L’inconnu entra vivement et referma la porte derrière lui.

— Parlons bas, dit rapidement l’inconnu. Écoutez-moi ; l’hôtelier machine quelque chose contre vous.

— Je m’en doute, répondit le colonel, qui, tout en parlant, avait allumé le candil ; mais, quoi qu’il fasse, je suis hors de son atteinte, et le drôle se brisera contre moi.

— Qui sait ? fit l’étranger.

— Enfin, vous savez quelque chose de positif. Est-ce dans l’intérieur de cette maison que j’ai quelque complot à redouter ?

— Je ne le crois pas.

— Dites-moi ce que vous avez découvert, alors.

— C’est ce que je vais faire. Mais d’abord, comme je vous suis parfaitement inconnu, laissez-moi vous dire mon nom.

— À quoi bon ?

— On ne sait pas ce qui peut arriver dans ce monde ; il est utile d’être à même de distinguer ses amis de ses ennemis.

— Parlez, je vous écoute.

— Sauf mon nom, vous m’avez presque deviné ! Sous mon apparence famélique, je cache une certaine valeur monétaire : Je me nomme don Cornelio Mendoza ; je suis étudiant. J’avais à Guadalajara une tante qui, en mourant, m’a fait son héritier ; j’emporte avec moi en ceinture cent cinquante onces d’or[2], et dans mon portefeuille des traites pour égale somme payables à San-Blas. Vous voyez que je ne suis pas aussi pauvre que j’en ai l’air ! Mais, la route est longue et périlleuse de Guadalajara à San-Blas, et j’ai pris ce déguisement afin d’échapper aux voleurs, si cela est possible.

— Fort bien, don Cornelio ; vous pouvez maintenant, si cela vous plaît, changer de costume, car j’espère que nous ferons route ensemble.

— De grand cœur ; mais, si cela vous est égal, je conserverai provisoirement mon costume de lepero.

— Comme vous voudrez ; maintenant allons au fait : qu’avez-vous à m’apprendre ?

— Pas grand’chose, mais cependant assez pour nous mettre sur nos gardes. Notre hôte, après avoir fait sa ronde et s’être assuré que chacun était retiré, a réveillé un de ses domestiques, tenez, justement celui qui frappait de si bon cœur.

— Oui, je me rappelle la figure de ce coquin.

— Fort bien ! Après l’avoir fait entrer dans sa chambre, il est resté enfermé dix minutes avec lui, puis il a ouvert une fenêtre, le peon a sauté sur la route et est parti de toute la vitesse de ses jambes.

— Oh ! oh ! fit le colonel.

— L’hôtelier l’a suivi des yeux jusqu’à ce qu’il eût disparu, puis il a marmoté quelques mots que je ne pus comprendre, excepté un nom qui est arrivé, grâce à Dieu, jusqu’à moi.

— Quel nom ?

— El Buitre (le Vautour).

— Hum, c’est tout.

— Oui.

— Cela ne m’apprend pas grand chose ; mais comment avez-vous appris ces nouvelles ? L’hôtelier ne vous a pas pris pour confident, je suppose ?

— Non, pas le moins du monde ; je suis devenu son confident malgré lui, de la manière la plus naturelle : mon cuarto est au dessus de son logement, je l’ai entendu ouvrir une fenêtre, et j’ai écouté.

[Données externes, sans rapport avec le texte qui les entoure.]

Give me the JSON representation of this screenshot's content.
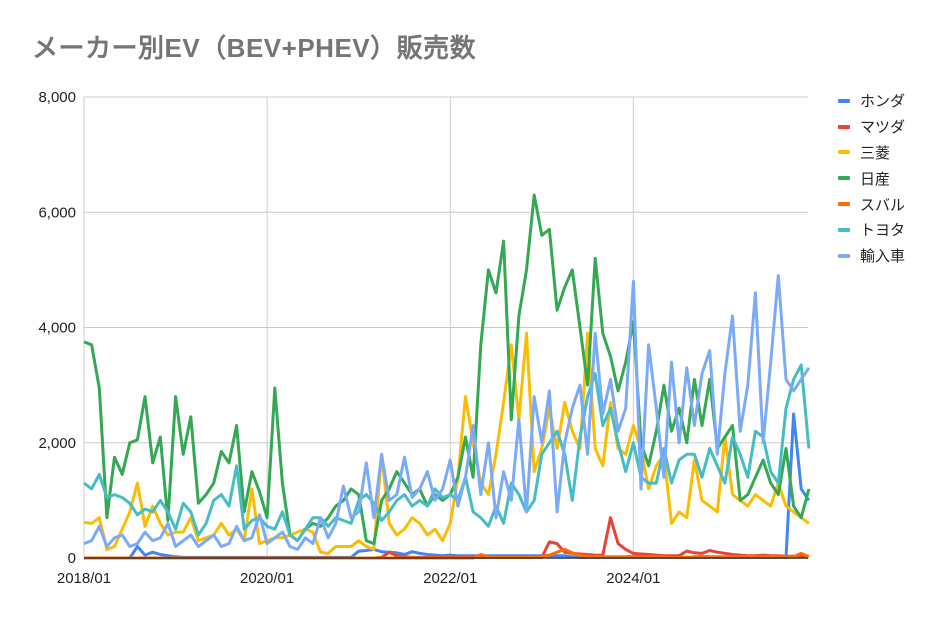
{
  "title": "メーカー別EV（BEV+PHEV）販売数",
  "chart_data": {
    "type": "line",
    "title": "メーカー別EV（BEV+PHEV）販売数",
    "xlabel": "",
    "ylabel": "",
    "ylim": [
      0,
      8000
    ],
    "y_ticks": [
      "0",
      "2,000",
      "4,000",
      "6,000",
      "8,000"
    ],
    "y_tick_values": [
      0,
      2000,
      4000,
      6000,
      8000
    ],
    "x_ticks": [
      "2018/01",
      "2020/01",
      "2022/01",
      "2024/01"
    ],
    "x_tick_index": [
      0,
      24,
      48,
      72
    ],
    "x_start": "2018/01",
    "x_end": "2025/12",
    "grid": true,
    "legend_position": "right",
    "series": [
      {
        "name": "ホンダ",
        "color": "#4285f4",
        "values": [
          0,
          0,
          0,
          0,
          0,
          0,
          0,
          200,
          50,
          100,
          60,
          40,
          20,
          10,
          10,
          10,
          10,
          10,
          10,
          10,
          10,
          10,
          10,
          10,
          10,
          10,
          10,
          10,
          10,
          10,
          10,
          10,
          10,
          10,
          10,
          10,
          120,
          130,
          150,
          110,
          100,
          90,
          60,
          110,
          80,
          60,
          50,
          40,
          50,
          40,
          40,
          40,
          40,
          40,
          40,
          40,
          40,
          40,
          40,
          40,
          40,
          40,
          40,
          40,
          20,
          10,
          10,
          10,
          10,
          10,
          10,
          10,
          10,
          10,
          10,
          10,
          10,
          10,
          10,
          10,
          10,
          10,
          10,
          10,
          10,
          10,
          10,
          10,
          10,
          10,
          10,
          10,
          10,
          2500,
          1200,
          1000
        ]
      },
      {
        "name": "マツダ",
        "color": "#ea4335",
        "values": [
          0,
          0,
          0,
          0,
          0,
          0,
          0,
          0,
          0,
          0,
          0,
          0,
          0,
          0,
          0,
          0,
          0,
          0,
          0,
          0,
          0,
          0,
          0,
          0,
          0,
          0,
          0,
          0,
          0,
          0,
          0,
          0,
          0,
          0,
          0,
          0,
          0,
          0,
          0,
          10,
          100,
          40,
          20,
          10,
          10,
          10,
          10,
          10,
          10,
          10,
          10,
          10,
          10,
          10,
          10,
          10,
          10,
          10,
          10,
          10,
          10,
          280,
          250,
          100,
          80,
          70,
          60,
          50,
          50,
          700,
          250,
          150,
          80,
          70,
          60,
          50,
          40,
          40,
          40,
          120,
          90,
          80,
          130,
          100,
          80,
          60,
          50,
          40,
          40,
          50,
          40,
          40,
          30,
          30,
          30,
          30
        ]
      },
      {
        "name": "三菱",
        "color": "#fbbc04",
        "values": [
          620,
          600,
          700,
          150,
          200,
          500,
          800,
          1300,
          550,
          900,
          600,
          400,
          450,
          450,
          700,
          300,
          350,
          400,
          600,
          400,
          500,
          300,
          1200,
          250,
          300,
          350,
          350,
          400,
          450,
          500,
          450,
          100,
          80,
          200,
          200,
          200,
          300,
          200,
          150,
          1800,
          600,
          400,
          500,
          700,
          600,
          400,
          500,
          300,
          600,
          1400,
          2800,
          2000,
          1300,
          1100,
          1800,
          2700,
          3700,
          2400,
          3900,
          1500,
          1900,
          2600,
          1900,
          2700,
          2200,
          1900,
          3900,
          1900,
          1600,
          2700,
          1900,
          1800,
          2300,
          1900,
          1200,
          1600,
          1800,
          600,
          800,
          700,
          1700,
          1000,
          900,
          800,
          2100,
          1100,
          1000,
          900,
          1100,
          1000,
          900,
          1300,
          900,
          800,
          700,
          600
        ]
      },
      {
        "name": "日産",
        "color": "#34a853",
        "values": [
          3750,
          3700,
          2950,
          700,
          1750,
          1450,
          2000,
          2050,
          2800,
          1650,
          2100,
          650,
          2800,
          1800,
          2450,
          950,
          1100,
          1300,
          1850,
          1650,
          2300,
          800,
          1500,
          1150,
          700,
          2950,
          1300,
          400,
          300,
          500,
          600,
          550,
          700,
          900,
          1000,
          1200,
          1100,
          300,
          250,
          1000,
          1200,
          1500,
          1300,
          1100,
          1200,
          900,
          1100,
          1000,
          1100,
          1400,
          2100,
          1400,
          3700,
          5000,
          4600,
          5500,
          2400,
          4200,
          5000,
          6300,
          5600,
          5700,
          4300,
          4700,
          5000,
          4000,
          3000,
          5200,
          3900,
          3500,
          2900,
          3400,
          4100,
          2000,
          1600,
          2200,
          3000,
          2200,
          2600,
          2000,
          3100,
          2300,
          3100,
          1900,
          2100,
          2300,
          1000,
          1100,
          1400,
          1700,
          1300,
          1100,
          1900,
          900,
          700,
          1200
        ]
      },
      {
        "name": "スバル",
        "color": "#ff6d01",
        "values": [
          0,
          0,
          0,
          0,
          0,
          0,
          0,
          0,
          0,
          0,
          0,
          0,
          0,
          0,
          0,
          0,
          0,
          0,
          0,
          0,
          0,
          0,
          0,
          0,
          0,
          0,
          0,
          0,
          0,
          0,
          0,
          0,
          0,
          0,
          0,
          0,
          0,
          0,
          0,
          0,
          0,
          0,
          0,
          0,
          0,
          0,
          0,
          0,
          0,
          0,
          0,
          0,
          60,
          20,
          10,
          10,
          10,
          10,
          10,
          10,
          30,
          50,
          100,
          150,
          90,
          40,
          30,
          30,
          20,
          20,
          20,
          20,
          30,
          20,
          20,
          20,
          20,
          10,
          10,
          10,
          20,
          30,
          20,
          20,
          20,
          20,
          20,
          30,
          20,
          20,
          20,
          20,
          20,
          20,
          80,
          20
        ]
      },
      {
        "name": "トヨタ",
        "color": "#46bdc6",
        "values": [
          1300,
          1200,
          1450,
          1050,
          1100,
          1050,
          950,
          750,
          850,
          800,
          1000,
          800,
          500,
          950,
          800,
          400,
          600,
          1000,
          1100,
          900,
          1600,
          500,
          650,
          700,
          550,
          500,
          800,
          400,
          300,
          500,
          700,
          700,
          550,
          700,
          650,
          600,
          1000,
          1100,
          950,
          650,
          800,
          1000,
          1100,
          900,
          1000,
          900,
          1200,
          1050,
          1100,
          1000,
          1400,
          800,
          700,
          550,
          900,
          600,
          1300,
          1100,
          800,
          1000,
          1800,
          2000,
          2200,
          1800,
          1000,
          2100,
          2800,
          3200,
          2300,
          2600,
          2000,
          1500,
          2000,
          1400,
          1300,
          1300,
          1900,
          1300,
          1700,
          1800,
          1800,
          1400,
          1900,
          1600,
          1300,
          2100,
          1800,
          1400,
          2200,
          2100,
          1500,
          1300,
          2600,
          3100,
          3350,
          1900
        ]
      },
      {
        "name": "輸入車",
        "color": "#7baaf7",
        "values": [
          250,
          300,
          550,
          200,
          350,
          400,
          200,
          250,
          450,
          300,
          350,
          600,
          200,
          300,
          400,
          200,
          300,
          400,
          200,
          250,
          550,
          300,
          350,
          750,
          250,
          350,
          450,
          200,
          150,
          350,
          250,
          700,
          350,
          600,
          1250,
          700,
          800,
          1650,
          700,
          1800,
          1000,
          1100,
          1750,
          1050,
          1200,
          1500,
          1000,
          1200,
          1700,
          900,
          1400,
          2300,
          1100,
          2000,
          700,
          1500,
          1000,
          2400,
          800,
          2800,
          2000,
          2900,
          800,
          2000,
          2600,
          3000,
          1800,
          3900,
          2500,
          3100,
          2200,
          2600,
          4800,
          1200,
          3700,
          2600,
          1400,
          3400,
          2000,
          3300,
          2300,
          3200,
          3600,
          1800,
          3200,
          4200,
          2200,
          3000,
          4600,
          2000,
          3400,
          4900,
          3100,
          2900,
          3100,
          3300
        ]
      }
    ]
  },
  "legend": [
    {
      "label": "ホンダ",
      "color": "#4285f4"
    },
    {
      "label": "マツダ",
      "color": "#ea4335"
    },
    {
      "label": "三菱",
      "color": "#fbbc04"
    },
    {
      "label": "日産",
      "color": "#34a853"
    },
    {
      "label": "スバル",
      "color": "#ff6d01"
    },
    {
      "label": "トヨタ",
      "color": "#46bdc6"
    },
    {
      "label": "輸入車",
      "color": "#7baaf7"
    }
  ]
}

— Oui, mais malheureusement vous n’avez rien entendu.

— Si, un nom.

— Mais un nom qui n’a aucune signification pour nous.

— Au contraire, elle en a une énorme.

— Comment cela ?

— Le fameux chef de salteadores, dont la cuadrilla (bande) désole toute la province depuis un an, se nomme El Buitre ; comprenez-vous maintenant ?

— Corps du Christ ! s’écria le colonel en se levant précipitamment, je le crois bien, que je comprends !



  1. Sacca plata signifie littéralement tire-argent.
  2. À peu près 12 750 fr. de notre monnaie.